どうしたんだろうか。身体を支配しているのは彼女だ。ってことは、『表』で何か起こっているのか?
――――仲間が戦っているのか。この俺と、魔族になりつつあるこの身体と。
俺を殺すのか? 仲間は泣いてくれるかな。
ハイドは死ぬつもりなど無い。しかし状況の打破が不可能に近い今は、自然とそういう思考になっていた。
『――――おくれて悪いわねぇ。ちょっと忙しくて』
暫くして、彼女の声が聞こえる。ハイドはすかさず質問した。
『もう少しゆっくりしていいんだが――――誰と戦ってたんだ?』
『可愛らしい女の子よ。巫女さんらしかったけど』
いくら魔族が身体を操っていて、さらに力をいつも以上に込められる事が出来るとはいえ――――その姿は未だハイドである。

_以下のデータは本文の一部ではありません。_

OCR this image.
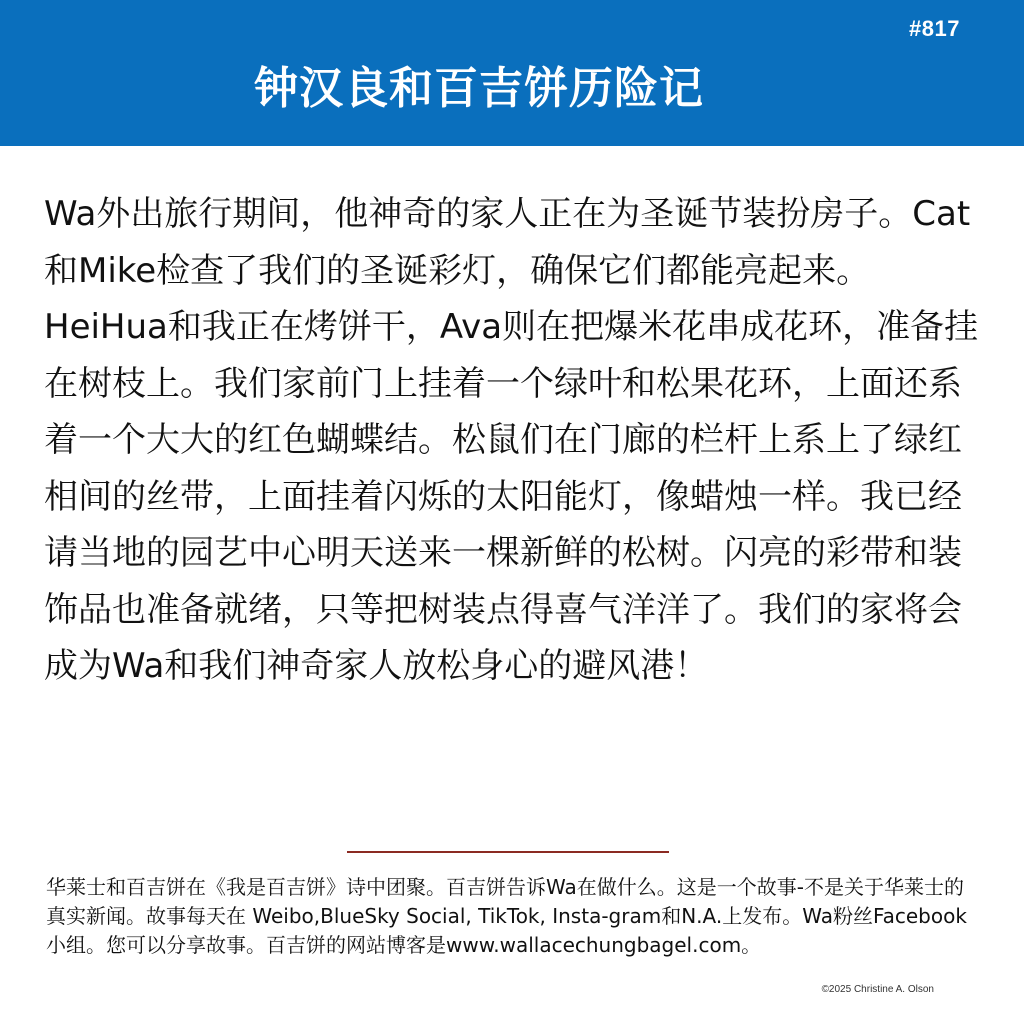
#817
钟汉良和百吉饼历险记

Wa外出旅行期间，他神奇的家人正在为圣诞节装扮房子。Cat和Mike检查了我们的圣诞彩灯，确保它们都能亮起来。HeiHua和我正在烤饼干，Ava则在把爆米花串成花环，准备挂在树枝上。我们家前门上挂着一个绿叶和松果花环，上面还系着一个大大的红色蝴蝶结。松鼠们在门廊的栏杆上系上了绿红相间的丝带，上面挂着闪烁的太阳能灯，像蜡烛一样。我已经请当地的园艺中心明天送来一棵新鲜的松树。闪亮的彩带和装饰品也准备就绪，只等把树装点得喜气洋洋了。我们的家将会成为Wa和我们神奇家人放松身心的避风港！

华莱士和百吉饼在《我是百吉饼》诗中团聚。百吉饼告诉Wa在做什么。这是一个故事-不是关于华莱士的真实新闻。故事每天在 Weibo,BlueSky Social, TikTok, Insta-gram和N.A.上发布。Wa粉丝Facebook小组。您可以分享故事。百吉饼的网站博客是www.wallacechungbagel.com。

©2025 Christine A. Olson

体力低下中故に、たったの一撃でも倒されてしまう。彼女は強制的に意識を引き剥がされて、ここに戻ってきたのだ。
体力は先の戦闘で完全に使い果たした。その為に、巫女の為すがままである。
ハイドは仲間でない事に安心していると、彼女はそんなハイドの反応が嬉しかったのか、船からの状況を伝え始めた。
その中で――――彼女の行為が、好意であると、ハイドは気づき始めていた。